Air Canada has decided to halt operations on six different routes, including both domestic and cross-border flights, due to the surge in fuel costs driven by the ongoing conflict in the Middle East. The airline stated that the prices of jet fuel have doubled since the onset of the Iran conflict, making certain less profitable routes and flights economically unviable. Consequently, Air Canada is implementing schedule adjustments, including frequency reductions, in response to these challenges.
Effective May 28, Air Canada will suspend the service between Fort McMurray, Alta., and Vancouver domestically.
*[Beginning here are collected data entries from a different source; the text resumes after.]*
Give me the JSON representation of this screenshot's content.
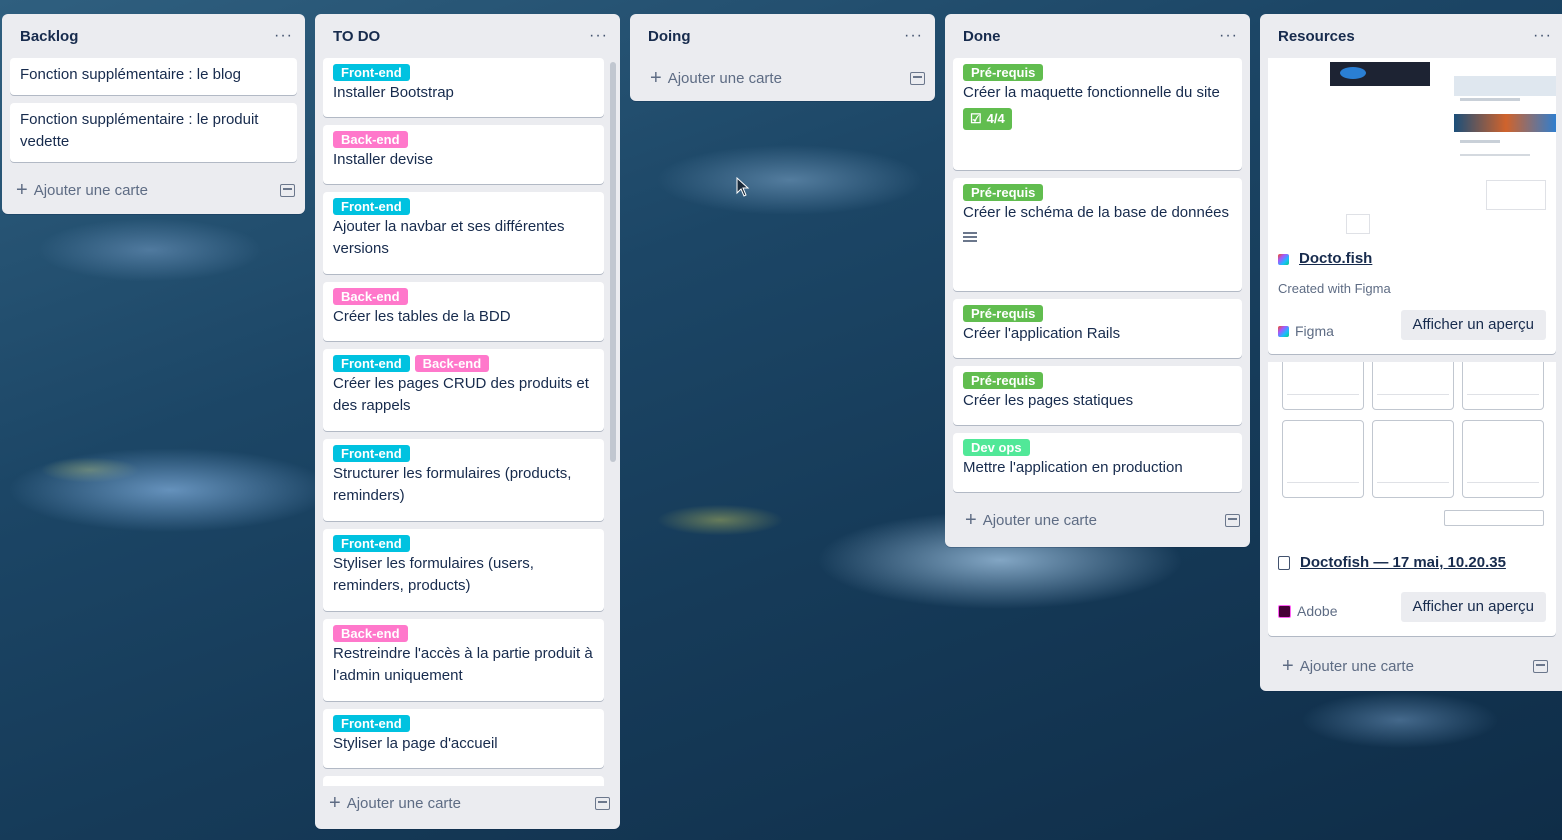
{
  "colors": {
    "front_end": "#00c2e0",
    "back_end": "#ff78cb",
    "pre_requis": "#61bd4f",
    "dev_ops": "#51e898"
  },
  "lists": {
    "backlog": {
      "title": "Backlog",
      "menu": "···",
      "cards": [
        "Fonction supplémentaire : le blog",
        "Fonction supplémentaire : le produit vedette"
      ],
      "add": "Ajouter une carte"
    },
    "todo": {
      "title": "TO DO",
      "menu": "···",
      "cards": [
        {
          "labels": [
            "Front-end"
          ],
          "text": "Installer Bootstrap"
        },
        {
          "labels": [
            "Back-end"
          ],
          "text": "Installer devise"
        },
        {
          "labels": [
            "Front-end"
          ],
          "text": "Ajouter la navbar et ses différentes versions"
        },
        {
          "labels": [
            "Back-end"
          ],
          "text": "Créer les tables de la BDD"
        },
        {
          "labels": [
            "Front-end",
            "Back-end"
          ],
          "text": "Créer les pages CRUD des produits et des rappels"
        },
        {
          "labels": [
            "Front-end"
          ],
          "text": "Structurer les formulaires (products, reminders)"
        },
        {
          "labels": [
            "Front-end"
          ],
          "text": "Styliser les formulaires (users, reminders, products)"
        },
        {
          "labels": [
            "Back-end"
          ],
          "text": "Restreindre l'accès à la partie produit à l'admin uniquement"
        },
        {
          "labels": [
            "Front-end"
          ],
          "text": "Styliser la page d'accueil"
        }
      ],
      "add": "Ajouter une carte"
    },
    "doing": {
      "title": "Doing",
      "menu": "···",
      "add": "Ajouter une carte"
    },
    "done": {
      "title": "Done",
      "menu": "···",
      "cards": [
        {
          "label": "Pré-requis",
          "text": "Créer la maquette fonctionnelle du site",
          "checklist": "4/4"
        },
        {
          "label": "Pré-requis",
          "text": "Créer le schéma de la base de données",
          "has_description": true
        },
        {
          "label": "Pré-requis",
          "text": "Créer l'application Rails"
        },
        {
          "label": "Pré-requis",
          "text": "Créer les pages statiques"
        },
        {
          "label": "Dev ops",
          "text": "Mettre l'application en production"
        }
      ],
      "add": "Ajouter une carte"
    },
    "resources": {
      "title": "Resources",
      "menu": "···",
      "attachments": [
        {
          "title": "Docto.fish",
          "subtitle": "Created with Figma",
          "source": "Figma",
          "button": "Afficher un aperçu"
        },
        {
          "title": "Doctofish — 17 mai, 10.20.35",
          "source": "Adobe",
          "button": "Afficher un aperçu"
        }
      ],
      "add": "Ajouter une carte"
    }
  }
}
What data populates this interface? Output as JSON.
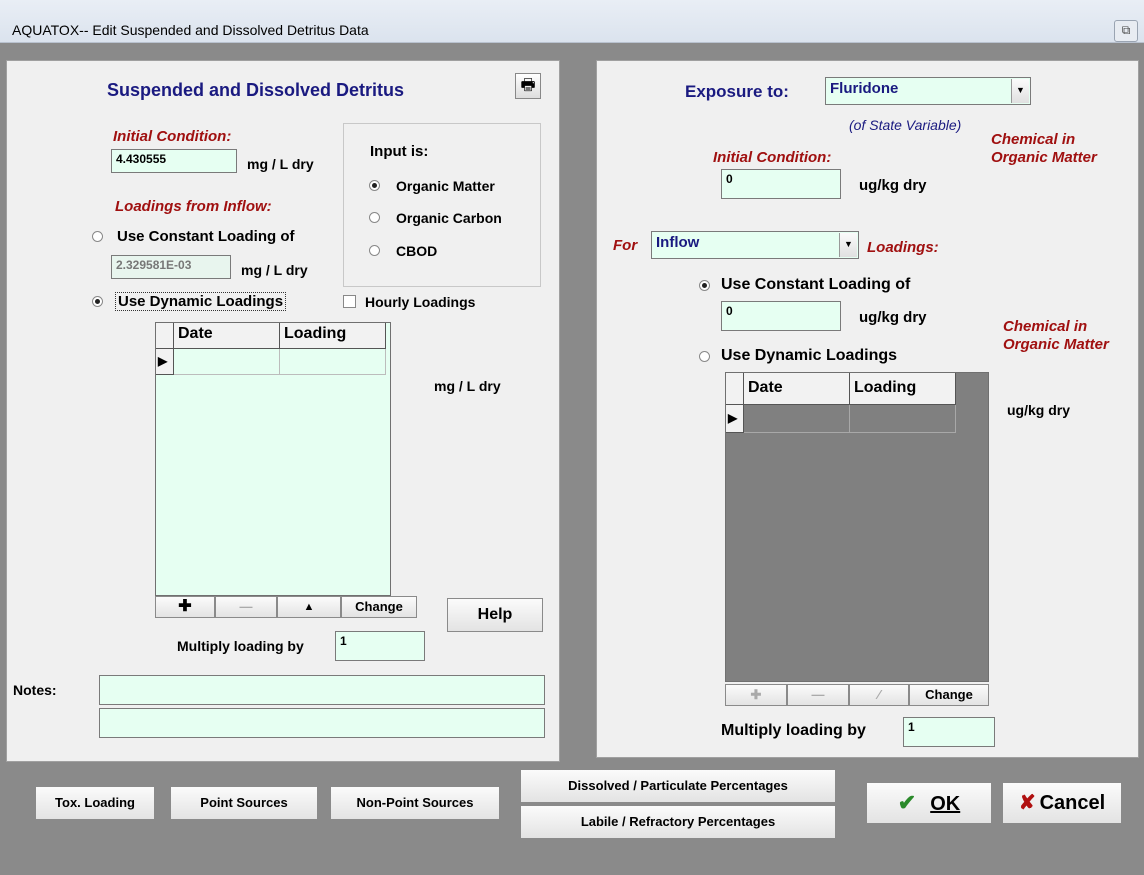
{
  "window": {
    "title": "AQUATOX-- Edit Suspended and Dissolved Detritus Data",
    "system_icon": "restore-icon"
  },
  "left": {
    "heading": "Suspended and Dissolved Detritus",
    "print_icon": "printer-icon",
    "initial_condition_label": "Initial Condition:",
    "initial_condition_value": "4.430555",
    "initial_condition_unit": "mg / L dry",
    "input_is": {
      "label": "Input is:",
      "options": [
        "Organic Matter",
        "Organic Carbon",
        "CBOD"
      ],
      "selected": "Organic Matter"
    },
    "loadings_label": "Loadings from Inflow:",
    "constant_label": "Use Constant Loading of",
    "constant_value": "2.329581E-03",
    "constant_unit": "mg / L dry",
    "dynamic_label": "Use Dynamic Loadings",
    "hourly_label": "Hourly Loadings",
    "grid": {
      "headers": [
        "Date",
        "Loading"
      ]
    },
    "grid_unit": "mg / L dry",
    "nav": {
      "change": "Change"
    },
    "help": "Help",
    "multiply_label": "Multiply loading by",
    "multiply_value": "1",
    "notes_label": "Notes:",
    "notes_1": "",
    "notes_2": ""
  },
  "right": {
    "exposure_label": "Exposure to:",
    "exposure_value": "Fluridone",
    "state_var_note": "(of State Variable)",
    "chem_label_1": "Chemical in Organic Matter",
    "initial_condition_label": "Initial Condition:",
    "initial_condition_value": "0",
    "initial_condition_unit": "ug/kg dry",
    "for_label": "For",
    "for_value": "Inflow",
    "loadings_label": "Loadings:",
    "constant_label": "Use Constant Loading of",
    "constant_value": "0",
    "constant_unit": "ug/kg dry",
    "chem_label_2": "Chemical in Organic Matter",
    "dynamic_label": "Use Dynamic Loadings",
    "grid": {
      "headers": [
        "Date",
        "Loading"
      ]
    },
    "grid_unit": "ug/kg dry",
    "nav": {
      "change": "Change"
    },
    "multiply_label": "Multiply loading by",
    "multiply_value": "1"
  },
  "bottom": {
    "tox_loading": "Tox. Loading",
    "point_sources": "Point Sources",
    "non_point_sources": "Non-Point Sources",
    "dissolved_particulate": "Dissolved / Particulate Percentages",
    "labile_refractory": "Labile / Refractory Percentages",
    "ok": "OK",
    "cancel": "Cancel"
  },
  "colors": {
    "field_bg": "#e6fff2",
    "heading_navy": "#1a1a80",
    "label_red": "#a01010",
    "ok_check": "#2a8a2a",
    "cancel_x": "#b01010"
  }
}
Additionally, the route from Yellowknife to Toronto will be suspended starting August 30. The airline also announced the temporary suspension of service from Salt Lake City to Toronto beginning June 30, with plans to resume in 2027.
Furthermore, flights from Toronto and Montreal to New York’s John F. Kennedy International Airport will be temporarily suspended from June 1, with operations set to resume on October 25. Despite these cuts, Air Canada will continue to offer 34 daily flights between Canada and LaGuardia Airport in New York and Newark Liberty International Airport in New Jersey.
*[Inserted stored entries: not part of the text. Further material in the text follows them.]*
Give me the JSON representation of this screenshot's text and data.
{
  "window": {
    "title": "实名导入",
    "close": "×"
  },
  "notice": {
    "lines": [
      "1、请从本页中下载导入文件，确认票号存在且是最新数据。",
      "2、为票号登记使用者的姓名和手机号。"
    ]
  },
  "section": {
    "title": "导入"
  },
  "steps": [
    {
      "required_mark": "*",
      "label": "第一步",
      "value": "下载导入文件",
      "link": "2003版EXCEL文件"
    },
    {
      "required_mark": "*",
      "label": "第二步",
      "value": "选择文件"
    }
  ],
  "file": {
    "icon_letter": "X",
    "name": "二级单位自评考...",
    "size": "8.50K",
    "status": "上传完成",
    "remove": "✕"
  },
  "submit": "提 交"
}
Moreover, the planned route from Guadalajara, Mexico, to Montreal has been put on hold by Air Canada. The airline assured affected customers that they would be contacted with alternative travel options. The overall impact on Air Canada’s planned capacity accounts for approximately one percent of annual available seat miles.
The decision by Air Canada comes amid a significant fuel crisis in the aviation industry. The prolonged U.S.-Israeli conflict with Iran has led to a more than twofold increase in fuel prices, with these escalating costs beginning to be passed on to consumers. Similarly, WestJet recently announced flight consolidations on lower-demand routes to reduce capacity by one percent in April and three percent in May.
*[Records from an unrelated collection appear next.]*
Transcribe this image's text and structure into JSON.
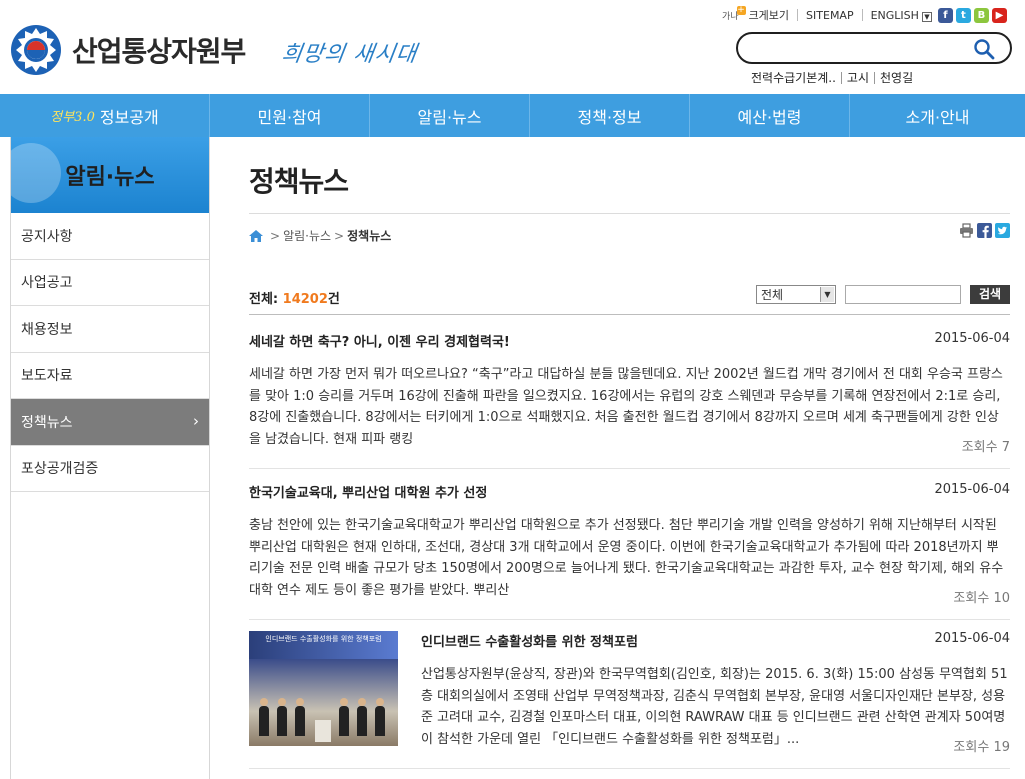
{
  "header": {
    "ministry_name": "산업통상자원부",
    "slogan": "희망의 새시대",
    "util": {
      "zoom_label": "크게보기",
      "zoom_icon_text": "가나",
      "sitemap": "SITEMAP",
      "english": "ENGLISH"
    },
    "social": [
      {
        "name": "facebook-icon",
        "glyph": "f",
        "color": "#3b5998"
      },
      {
        "name": "twitter-icon",
        "glyph": "t",
        "color": "#2aa9e0"
      },
      {
        "name": "blog-icon",
        "glyph": "B",
        "color": "#8cc63e"
      },
      {
        "name": "youtube-icon",
        "glyph": "▶",
        "color": "#d8241c"
      }
    ],
    "search": {
      "placeholder": "",
      "value": ""
    },
    "keywords": [
      "전력수급기본계..",
      "고시",
      "천영길"
    ]
  },
  "gnb": {
    "gov30": "정부3.0",
    "items": [
      "정보공개",
      "민원·참여",
      "알림·뉴스",
      "정책·정보",
      "예산·법령",
      "소개·안내"
    ]
  },
  "sidebar": {
    "title": "알림·뉴스",
    "items": [
      "공지사항",
      "사업공고",
      "채용정보",
      "보도자료",
      "정책뉴스",
      "포상공개검증"
    ],
    "active_index": 4,
    "arrow": "›"
  },
  "content": {
    "page_title": "정책뉴스",
    "breadcrumb": {
      "parent": "알림·뉴스",
      "current": "정책뉴스",
      "sep": ">"
    },
    "count": {
      "label": "전체:",
      "number": "14202",
      "unit": "건"
    },
    "filter": {
      "select_value": "전체",
      "button_label": "검색"
    },
    "posts": [
      {
        "title": "세네갈 하면 축구? 아니, 이젠 우리 경제협력국!",
        "date": "2015-06-04",
        "body": "세네갈 하면 가장 먼저 뭐가 떠오르나요? “축구”라고 대답하실 분들 많을텐데요. 지난 2002년 월드컵 개막 경기에서 전 대회 우승국 프랑스를 맞아 1:0 승리를 거두며 16강에 진출해 파란을 일으켰지요. 16강에서는 유럽의 강호 스웨덴과 무승부를 기록해 연장전에서 2:1로 승리, 8강에 진출했습니다. 8강에서는 터키에게 1:0으로 석패했지요. 처음 출전한 월드컵 경기에서 8강까지 오르며 세계 축구팬들에게 강한 인상을 남겼습니다. 현재 피파 랭킹",
        "views_label": "조회수",
        "views": "7"
      },
      {
        "title": "한국기술교육대, 뿌리산업 대학원 추가 선정",
        "date": "2015-06-04",
        "body": "충남 천안에 있는 한국기술교육대학교가 뿌리산업 대학원으로 추가 선정됐다. 첨단 뿌리기술 개발 인력을 양성하기 위해 지난해부터 시작된 뿌리산업 대학원은 현재 인하대, 조선대, 경상대 3개 대학교에서 운영 중이다. 이번에 한국기술교육대학교가 추가됨에 따라 2018년까지 뿌리기술 전문 인력 배출 규모가 당초 150명에서 200명으로 늘어나게 됐다. 한국기술교육대학교는 과감한 투자, 교수 현장 학기제, 해외 유수대학 연수 제도 등이 좋은 평가를 받았다. 뿌리산",
        "views_label": "조회수",
        "views": "10"
      },
      {
        "title": "인디브랜드 수출활성화를 위한 정책포럼",
        "date": "2015-06-04",
        "body": "산업통상자원부(윤상직, 장관)와 한국무역협회(김인호, 회장)는 2015. 6. 3(화) 15:00 삼성동 무역협회 51층 대회의실에서 조영태 산업부 무역정책과장, 김춘식 무역협회 본부장, 윤대영 서울디자인재단 본부장, 성용준 고려대 교수, 김경철 인포마스터 대표, 이의현 RAWRAW 대표 등 인디브랜드 관련 산학연 관계자 50여명이 참석한 가운데 열린 「인디브랜드 수출활성화를 위한 정책포럼」...",
        "views_label": "조회수",
        "views": "19",
        "thumb_caption": "인디브랜드 수출활성화를 위한 정책포럼"
      }
    ]
  }
}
The International Energy Agency has warned of a looming fuel shortage in Europe, with remaining jet fuel supplies estimated to last for around six weeks. If oil supplies continue to be disrupted by the ongoing Iran conflict, flight cancellations could become a reality. Airlines like Air Canada, WestJet, Porter Airlines, and Air Transat have responded by planning fare increases or introducing surcharges to mitigate the impact of rising fuel expenses.
Iran’s foreign affairs minister declared the complete reopening of passage for all commercial vessels through the Strait of Hormuz after a 10-day ceasefire agreement between Israel and Lebanon. However, U.S. President Donald Trump affirmed that the U.S. naval blockade on Iran would persist until a deal is reached with Tehran. Oil prices experienced a 10 percent drop following Iran’s announcement, signaling the potential for oil tankers to resume carrying crude to destinations worldwide.